Pilgrimage tells the inspiring story of how a small group of Japanese Americans in the late 1960s uncovered their lost history and created the Manzanar Pilgrimage, transforming the once-abandoned WWII American concentration camp into a vibrant symbol of retrospection and solidarity for people of all ages, races and nationalities in our post 9/11 world.
Although there are now numerous films on the mass incarceration of Japanese Americans during World War II, this dark chapter of American history lay virtually forgotten until 1969 when two young Japanese Americans set out to find a place called Manzanar and ended up creating an annual event that has since attracted thousands of people. Calling it a ?pilgrimage,? it was the first public event in the nation to call attention to the reality of the WWII concentration camp experience that had almost been deleted from public understanding.

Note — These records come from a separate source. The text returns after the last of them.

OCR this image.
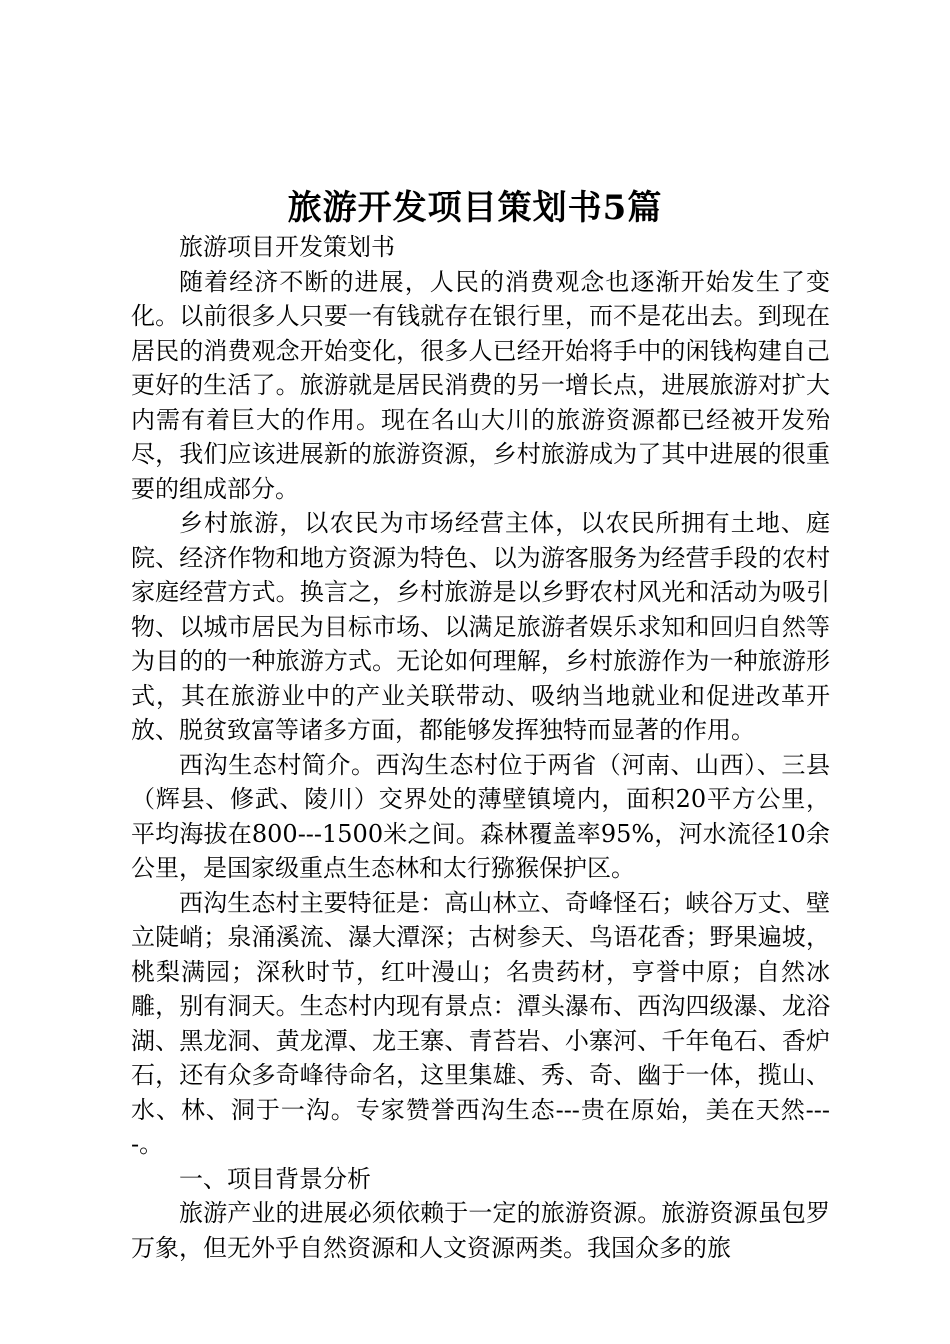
旅游开发项目策划书5篇

旅游项目开发策划书

随着经济不断的进展，人民的消费观念也逐渐开始发生了变化。以前很多人只要一有钱就存在银行里，而不是花出去。到现在居民的消费观念开始变化，很多人已经开始将手中的闲钱构建自己更好的生活了。旅游就是居民消费的另一增长点，进展旅游对扩大内需有着巨大的作用。现在名山大川的旅游资源都已经被开发殆尽，我们应该进展新的旅游资源，乡村旅游成为了其中进展的很重要的组成部分。

乡村旅游，以农民为市场经营主体，以农民所拥有土地、庭院、经济作物和地方资源为特色、以为游客服务为经营手段的农村家庭经营方式。换言之，乡村旅游是以乡野农村风光和活动为吸引物、以城市居民为目标市场、以满足旅游者娱乐求知和回归自然等为目的的一种旅游方式。无论如何理解，乡村旅游作为一种旅游形式，其在旅游业中的产业关联带动、吸纳当地就业和促进改革开放、脱贫致富等诸多方面，都能够发挥独特而显著的作用。

西沟生态村简介。西沟生态村位于两省（河南、山西）、三县（辉县、修武、陵川）交界处的薄壁镇境内，面积20平方公里，平均海拔在800---1500米之间。森林覆盖率95%，河水流径10余公里，是国家级重点生态林和太行猕猴保护区。

西沟生态村主要特征是：高山林立、奇峰怪石；峡谷万丈、壁立陡峭；泉涌溪流、瀑大潭深；古树参天、鸟语花香；野果遍坡，桃梨满园；深秋时节，红叶漫山；名贵药材，亨誉中原；自然冰雕，别有洞天。生态村内现有景点：潭头瀑布、西沟四级瀑、龙浴湖、黑龙洞、黄龙潭、龙王寨、青苔岩、小寨河、千年龟石、香炉石，还有众多奇峰待命名，这里集雄、秀、奇、幽于一体，揽山、水、林、洞于一沟。专家赞誉西沟生态---贵在原始，美在天然----。

一、项目背景分析

旅游产业的进展必须依赖于一定的旅游资源。旅游资源虽包罗万象，但无外乎自然资源和人文资源两类。我国众多的旅
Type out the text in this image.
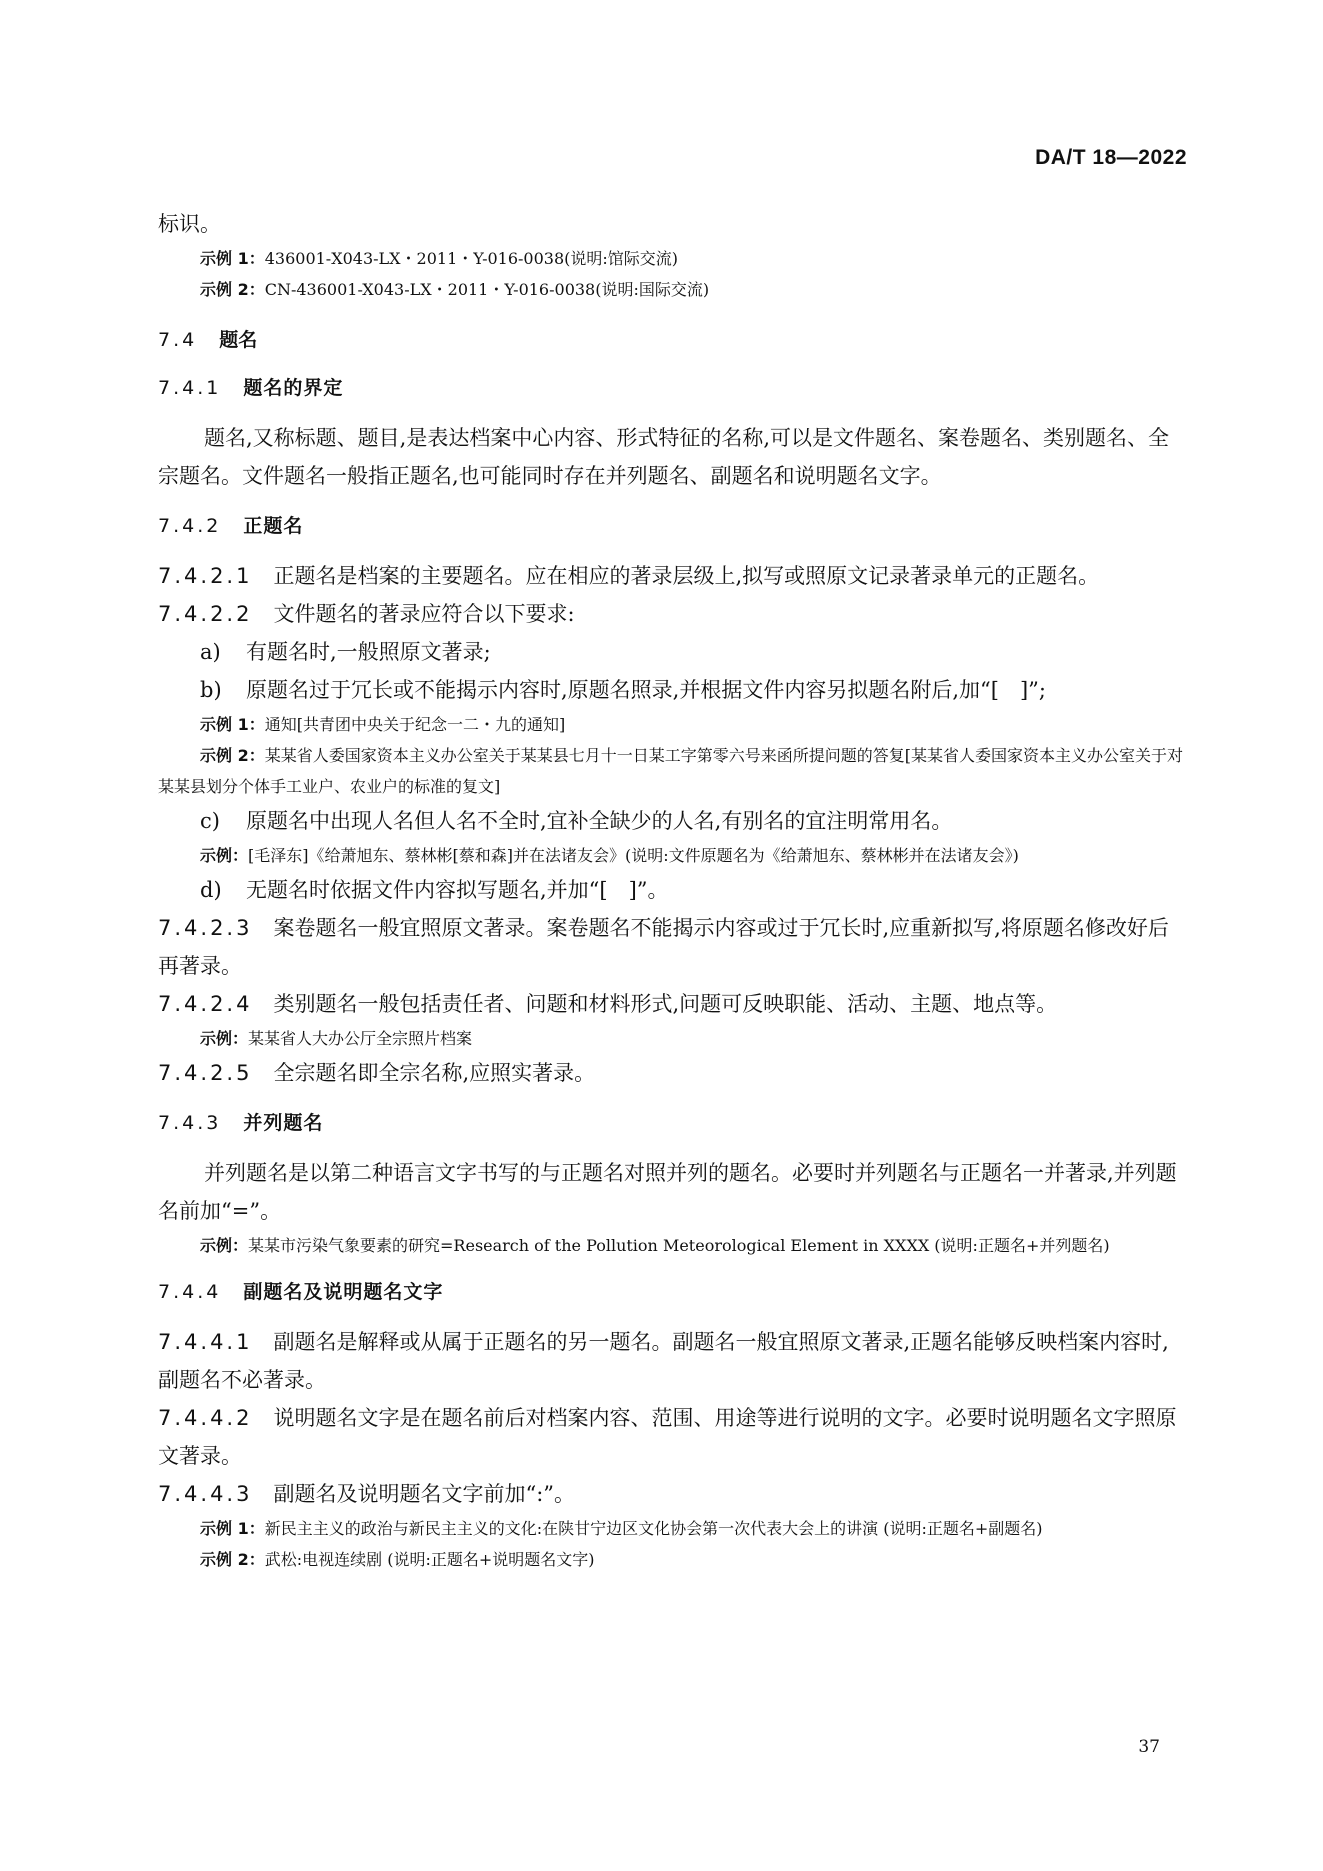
DA/T 18—2022

标识。

示例 1：436001-X043-LX・2011・Y-016-0038(说明:馆际交流)

示例 2：CN-436001-X043-LX・2011・Y-016-0038(说明:国际交流)

7.4 题名
7.4.1 题名的界定

题名,又称标题、题目,是表达档案中心内容、形式特征的名称,可以是文件题名、案卷题名、类别题名、全宗题名。文件题名一般指正题名,也可能同时存在并列题名、副题名和说明题名文字。

7.4.2 正题名

7.4.2.1　 正题名是档案的主要题名。应在相应的著录层级上,拟写或照原文记录著录单元的正题名。

7.4.2.2　 文件题名的著录应符合以下要求:

a) 有题名时,一般照原文著录;

b) 原题名过于冗长或不能揭示内容时,原题名照录,并根据文件内容另拟题名附后,加“[　]”;

示例 1：通知[共青团中央关于纪念一二・九的通知]

示例 2：某某省人委国家资本主义办公室关于某某县七月十一日某工字第零六号来函所提问题的答复[某某省人委国家资本主义办公室关于对某某县划分个体手工业户、农业户的标准的复文]

c) 原题名中出现人名但人名不全时,宜补全缺少的人名,有别名的宜注明常用名。

示例：[毛泽东]《给萧旭东、蔡林彬[蔡和森]并在法诸友会》(说明:文件原题名为《给萧旭东、蔡林彬并在法诸友会》)

d) 无题名时依据文件内容拟写题名,并加“[　]”。

7.4.2.3　 案卷题名一般宜照原文著录。案卷题名不能揭示内容或过于冗长时,应重新拟写,将原题名修改好后再著录。

7.4.2.4　 类别题名一般包括责任者、问题和材料形式,问题可反映职能、活动、主题、地点等。

示例：某某省人大办公厅全宗照片档案

7.4.2.5　 全宗题名即全宗名称,应照实著录。

7.4.3 并列题名

并列题名是以第二种语言文字书写的与正题名对照并列的题名。必要时并列题名与正题名一并著录,并列题名前加“=”。

示例：某某市污染气象要素的研究=Research of the Pollution Meteorological Element in XXXX (说明:正题名+并列题名)

7.4.4 副题名及说明题名文字

7.4.4.1　 副题名是解释或从属于正题名的另一题名。副题名一般宜照原文著录,正题名能够反映档案内容时,副题名不必著录。

7.4.4.2　 说明题名文字是在题名前后对档案内容、范围、用途等进行说明的文字。必要时说明题名文字照原文著录。

7.4.4.3　 副题名及说明题名文字前加“:”。

示例 1：新民主主义的政治与新民主主义的文化:在陕甘宁边区文化协会第一次代表大会上的讲演 (说明:正题名+副题名)

示例 2：武松:电视连续剧 (说明:正题名+说明题名文字)

37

With a hip music track, never-before-seen archival footage and a story-telling style that features both old and new pilgrims, Pilgrimage is the first film to show how the WWII camps were reclaimed by the children of its victims and how the Manzanar Pilgrimage now has fresh meaning for diverse generations of people who realize that when the US government herded thousands of innocent Americans into what the government itself called concentration camps, it was failure of democracy that would affect all Americans. As the U.S. is again in tumultuous times, Pilgrimage is a timely and engaging film that brings new and much-needed insight to the lessons of the past for our post 9/11 world.